In October 2014, photos of a "[N-word] hunting" license circulated on social media sites, often accompanied by a message claiming the license had been issued by the state of Missouri:
The pictured license was not issued by the state of Missouri, nor did it provide the holder the legal right to hunt and kill African-Americans. It was a real piece of racist memorabilia said to date from the 1920s (but actually artificially aged), one which was reportedly sold at an annual party thrown by the Bureau of Alcohol, Tobacco and Firearms (ATF) called "The Good Ol' Boys Roundup" in 1995.
In 1995, the New York Times and other news outlets published an articles detailing some of the racist behavior that allegedly took place at the Good Ol' Boys Roundup. Reports claimed vendors at the event sold T-shirts showing Dr. Martin Luther King, Jr. in the crosshairs of a rifle, as well as other racist memorabilia such as the aforementioned licenses. A video reportedly taken at the event by Jeff Randall of the Gadsden Minutemen also showed a "[N-word] Checkpoint" sign and a "No Blacks Allowed" sign:
The media attention given to this event prompted the Department of Justice to look into the matter, and while DOJ investigators found evidence of "shocking racist behavior," they could not prove racist hunting licenses had been sold at the event:
Our investigation revealed ample evidence of shocking racist, licentious, and puerile behavior by attendees occurring in various years.
For 1995, Randall contended that "nigger hunting licenses" were openly available on the Roundup campground. We found no evidence that such "licenses" were widely available at the Roundup; indeed, we found no one other than Randall who claimed to have seen one in the campground.
Similarly, news outlets reported that the most controversial incidents associated with the "Good Ol' Boys Roundup" may have been staged for cameras:
Last month,the media widely reported a story about alleged racist activities taking place at a gathering of law enforcement officers and federal agents was widely reported. Now, it appears those incidents may have been staged for cameras by a disgruntled former police officer at the "Good Ol' Boys Roundup" in Tennessee.
The New York Times reports in its Sunday edition that former Fort Lauderdale, Florida police officer Richard Hayward is the source of the stories. He reportedly made his allegations after the Roundup organizer in 1993 kept him from distributing David Duke campaign literature. Duke is the former Louisiana Ku Klux Klansman who ran unsuccessfully for the U.S. Senate. The organizer also told the New York Times that Hayward had tried to display "white power" stickers.

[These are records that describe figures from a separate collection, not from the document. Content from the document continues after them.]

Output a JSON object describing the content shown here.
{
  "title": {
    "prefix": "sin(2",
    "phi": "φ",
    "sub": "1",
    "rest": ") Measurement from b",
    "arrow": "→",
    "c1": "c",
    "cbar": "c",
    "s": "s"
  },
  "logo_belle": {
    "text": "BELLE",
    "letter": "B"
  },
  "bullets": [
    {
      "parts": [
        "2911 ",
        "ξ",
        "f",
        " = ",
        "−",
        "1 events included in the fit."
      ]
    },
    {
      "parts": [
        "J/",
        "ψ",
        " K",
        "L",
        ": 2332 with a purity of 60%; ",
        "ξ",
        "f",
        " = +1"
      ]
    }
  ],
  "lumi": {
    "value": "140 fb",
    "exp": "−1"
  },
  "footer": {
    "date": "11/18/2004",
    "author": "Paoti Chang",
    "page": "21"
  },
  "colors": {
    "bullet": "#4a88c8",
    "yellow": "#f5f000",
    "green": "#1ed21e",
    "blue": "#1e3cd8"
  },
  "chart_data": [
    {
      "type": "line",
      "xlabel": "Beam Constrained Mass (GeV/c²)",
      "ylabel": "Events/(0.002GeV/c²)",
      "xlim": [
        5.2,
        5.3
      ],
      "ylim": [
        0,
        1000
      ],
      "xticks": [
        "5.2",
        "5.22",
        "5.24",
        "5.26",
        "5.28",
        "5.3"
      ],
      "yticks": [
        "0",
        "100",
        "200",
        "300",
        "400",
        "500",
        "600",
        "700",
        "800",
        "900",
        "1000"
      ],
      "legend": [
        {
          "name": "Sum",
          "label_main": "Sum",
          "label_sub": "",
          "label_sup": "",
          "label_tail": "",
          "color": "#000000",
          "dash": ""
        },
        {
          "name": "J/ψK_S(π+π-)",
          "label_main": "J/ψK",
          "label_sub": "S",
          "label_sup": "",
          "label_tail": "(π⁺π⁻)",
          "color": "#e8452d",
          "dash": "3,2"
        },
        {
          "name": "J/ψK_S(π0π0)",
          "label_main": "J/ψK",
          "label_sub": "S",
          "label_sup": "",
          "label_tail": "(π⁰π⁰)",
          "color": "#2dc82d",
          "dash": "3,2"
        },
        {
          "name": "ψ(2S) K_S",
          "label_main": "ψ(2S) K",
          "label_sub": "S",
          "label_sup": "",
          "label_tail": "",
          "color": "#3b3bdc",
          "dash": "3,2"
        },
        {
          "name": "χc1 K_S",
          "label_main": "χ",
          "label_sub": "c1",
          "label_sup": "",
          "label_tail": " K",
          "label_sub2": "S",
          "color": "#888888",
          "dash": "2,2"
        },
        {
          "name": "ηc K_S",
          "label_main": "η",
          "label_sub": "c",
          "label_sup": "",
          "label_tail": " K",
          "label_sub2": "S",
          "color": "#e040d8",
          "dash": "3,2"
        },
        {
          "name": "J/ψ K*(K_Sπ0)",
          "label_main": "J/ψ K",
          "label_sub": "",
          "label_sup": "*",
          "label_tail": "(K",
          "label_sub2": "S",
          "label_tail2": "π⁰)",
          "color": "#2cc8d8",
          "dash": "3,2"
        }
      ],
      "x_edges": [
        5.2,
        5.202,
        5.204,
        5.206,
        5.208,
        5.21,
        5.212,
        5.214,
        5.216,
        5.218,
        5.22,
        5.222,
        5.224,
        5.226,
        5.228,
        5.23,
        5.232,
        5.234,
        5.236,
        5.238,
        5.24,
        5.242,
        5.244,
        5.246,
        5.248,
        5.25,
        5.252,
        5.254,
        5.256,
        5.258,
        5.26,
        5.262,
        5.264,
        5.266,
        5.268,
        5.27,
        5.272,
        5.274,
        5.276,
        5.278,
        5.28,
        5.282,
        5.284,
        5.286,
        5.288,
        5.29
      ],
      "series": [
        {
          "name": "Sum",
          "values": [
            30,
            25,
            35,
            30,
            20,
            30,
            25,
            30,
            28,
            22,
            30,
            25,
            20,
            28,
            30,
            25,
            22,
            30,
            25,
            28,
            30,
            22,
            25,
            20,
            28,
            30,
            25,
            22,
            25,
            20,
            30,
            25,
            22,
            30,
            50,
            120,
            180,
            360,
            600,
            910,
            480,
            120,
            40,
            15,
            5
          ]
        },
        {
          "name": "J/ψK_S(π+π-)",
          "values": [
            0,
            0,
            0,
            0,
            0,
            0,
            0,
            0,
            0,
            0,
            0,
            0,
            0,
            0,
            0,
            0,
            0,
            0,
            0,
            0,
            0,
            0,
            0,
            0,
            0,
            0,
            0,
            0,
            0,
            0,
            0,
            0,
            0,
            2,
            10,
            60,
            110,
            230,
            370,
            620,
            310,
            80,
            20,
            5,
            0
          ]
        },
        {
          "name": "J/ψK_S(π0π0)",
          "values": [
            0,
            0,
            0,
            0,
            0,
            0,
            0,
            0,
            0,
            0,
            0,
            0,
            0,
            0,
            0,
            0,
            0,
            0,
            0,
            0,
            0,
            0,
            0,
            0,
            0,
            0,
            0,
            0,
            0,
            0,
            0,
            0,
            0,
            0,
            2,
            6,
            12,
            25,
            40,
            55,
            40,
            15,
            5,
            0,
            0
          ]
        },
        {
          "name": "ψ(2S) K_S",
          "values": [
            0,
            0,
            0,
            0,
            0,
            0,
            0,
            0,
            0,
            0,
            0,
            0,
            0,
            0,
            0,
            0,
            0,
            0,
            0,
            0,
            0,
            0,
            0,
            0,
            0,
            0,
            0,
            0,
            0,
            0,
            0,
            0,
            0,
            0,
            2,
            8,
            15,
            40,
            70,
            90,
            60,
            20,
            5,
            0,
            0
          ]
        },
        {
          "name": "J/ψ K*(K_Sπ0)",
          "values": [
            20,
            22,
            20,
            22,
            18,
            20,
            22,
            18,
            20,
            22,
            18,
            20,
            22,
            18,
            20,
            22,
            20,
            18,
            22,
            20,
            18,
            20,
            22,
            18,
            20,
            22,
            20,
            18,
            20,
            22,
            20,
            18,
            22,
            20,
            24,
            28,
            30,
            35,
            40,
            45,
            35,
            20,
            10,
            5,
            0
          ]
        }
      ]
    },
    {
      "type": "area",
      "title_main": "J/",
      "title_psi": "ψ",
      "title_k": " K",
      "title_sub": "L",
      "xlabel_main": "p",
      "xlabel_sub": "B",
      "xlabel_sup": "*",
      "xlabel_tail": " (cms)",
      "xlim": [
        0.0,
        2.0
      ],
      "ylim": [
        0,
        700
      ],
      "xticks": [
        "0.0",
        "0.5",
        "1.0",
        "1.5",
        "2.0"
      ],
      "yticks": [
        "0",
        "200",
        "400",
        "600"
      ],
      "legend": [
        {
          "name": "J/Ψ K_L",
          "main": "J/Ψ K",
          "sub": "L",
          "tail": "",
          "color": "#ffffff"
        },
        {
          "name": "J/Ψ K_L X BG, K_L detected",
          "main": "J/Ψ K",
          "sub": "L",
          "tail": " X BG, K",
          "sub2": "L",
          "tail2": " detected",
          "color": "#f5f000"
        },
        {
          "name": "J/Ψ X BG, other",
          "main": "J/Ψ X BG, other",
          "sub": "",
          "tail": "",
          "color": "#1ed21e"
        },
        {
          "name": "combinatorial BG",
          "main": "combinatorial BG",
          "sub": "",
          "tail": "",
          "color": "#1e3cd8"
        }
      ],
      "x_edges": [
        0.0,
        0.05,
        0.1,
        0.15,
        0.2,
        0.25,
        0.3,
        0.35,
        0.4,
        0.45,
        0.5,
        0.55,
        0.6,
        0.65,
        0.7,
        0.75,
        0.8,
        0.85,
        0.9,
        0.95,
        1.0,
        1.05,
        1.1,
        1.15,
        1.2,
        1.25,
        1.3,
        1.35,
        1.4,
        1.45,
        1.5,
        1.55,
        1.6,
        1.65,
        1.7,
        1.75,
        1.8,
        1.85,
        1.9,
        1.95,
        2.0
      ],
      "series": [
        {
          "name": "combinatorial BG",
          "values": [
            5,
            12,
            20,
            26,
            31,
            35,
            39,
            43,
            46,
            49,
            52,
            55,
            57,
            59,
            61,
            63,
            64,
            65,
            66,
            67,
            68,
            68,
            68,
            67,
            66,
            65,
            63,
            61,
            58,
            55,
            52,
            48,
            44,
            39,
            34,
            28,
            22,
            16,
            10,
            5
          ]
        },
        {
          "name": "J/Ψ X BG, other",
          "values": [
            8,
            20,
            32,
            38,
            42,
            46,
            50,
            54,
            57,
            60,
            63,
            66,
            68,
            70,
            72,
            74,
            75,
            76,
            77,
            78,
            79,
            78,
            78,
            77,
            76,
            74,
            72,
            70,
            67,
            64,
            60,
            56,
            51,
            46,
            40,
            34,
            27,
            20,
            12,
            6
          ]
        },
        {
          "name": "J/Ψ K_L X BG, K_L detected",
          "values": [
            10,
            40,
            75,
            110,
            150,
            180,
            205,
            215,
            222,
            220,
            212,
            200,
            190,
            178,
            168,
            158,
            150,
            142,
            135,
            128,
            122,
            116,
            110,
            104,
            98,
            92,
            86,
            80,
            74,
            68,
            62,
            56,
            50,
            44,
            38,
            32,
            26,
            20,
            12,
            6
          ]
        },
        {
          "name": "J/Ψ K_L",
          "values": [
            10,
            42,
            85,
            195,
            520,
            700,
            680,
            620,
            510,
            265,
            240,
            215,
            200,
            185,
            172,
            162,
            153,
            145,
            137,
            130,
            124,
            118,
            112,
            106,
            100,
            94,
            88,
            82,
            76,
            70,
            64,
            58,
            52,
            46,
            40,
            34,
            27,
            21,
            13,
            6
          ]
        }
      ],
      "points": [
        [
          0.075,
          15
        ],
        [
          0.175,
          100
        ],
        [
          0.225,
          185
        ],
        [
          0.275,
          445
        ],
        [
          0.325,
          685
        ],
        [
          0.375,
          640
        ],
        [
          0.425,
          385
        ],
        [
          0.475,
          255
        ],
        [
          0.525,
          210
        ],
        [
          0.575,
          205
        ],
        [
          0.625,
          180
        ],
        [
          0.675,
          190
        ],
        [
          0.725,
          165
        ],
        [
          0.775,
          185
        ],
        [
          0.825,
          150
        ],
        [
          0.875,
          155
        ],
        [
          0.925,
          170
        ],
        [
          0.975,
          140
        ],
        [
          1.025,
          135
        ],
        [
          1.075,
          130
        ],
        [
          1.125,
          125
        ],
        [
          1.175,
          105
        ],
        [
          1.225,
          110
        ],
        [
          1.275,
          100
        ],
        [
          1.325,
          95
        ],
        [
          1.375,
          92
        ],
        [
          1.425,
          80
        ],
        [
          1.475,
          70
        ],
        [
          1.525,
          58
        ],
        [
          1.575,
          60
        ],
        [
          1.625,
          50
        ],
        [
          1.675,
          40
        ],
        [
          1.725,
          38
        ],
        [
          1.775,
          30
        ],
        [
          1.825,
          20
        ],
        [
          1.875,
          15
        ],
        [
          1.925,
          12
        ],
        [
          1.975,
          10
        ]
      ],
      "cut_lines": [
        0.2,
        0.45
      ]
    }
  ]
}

The newspaper reports Hayward fed his story to the National Rifle Association last spring. He reportedly also gave NRA officials the 90-second videotape of the Roundup that was shown in TV reports last month. The tape shows a banner warning, "Nigger check point," and tells of agents selling "nigger hunting licenses."
The Times report says the NRA officials informed a Washington Times reporter about Hayward's claims. That newspaper broke the story on July 11. The New York Times says Justice Department investigators and civil rights leaders have doubted the story from the beginning, although Hayward insists his videotape is genuine. The newspaper reports he has since had a falling out with the NRA, which now says its leaders doubted the videotape from the start.
Although the hunting licenses may not have been sold at the Good Ol' Boys Roundup, nor were they legal documents issued by the state of Missouri, these pieces of racist memorabilia really do exist, and some online stores still sell "federal [N-word] hunting licenses":
The Jim Crow Museum of Racist Memorabilia noted that a variety of materials with racist themes continue to be created and vended in the United States:
The battle continues. Objects with racist themes are created, produced, and sold weekly in the United States. In some instances, the objects (or images) are racially insensitive or demeaning in direct ways. In other cases, their racist meanings are more nuanced. The only redeeming value for all of these objects (and images) is that they can be used to teach tolerance and promote social justice.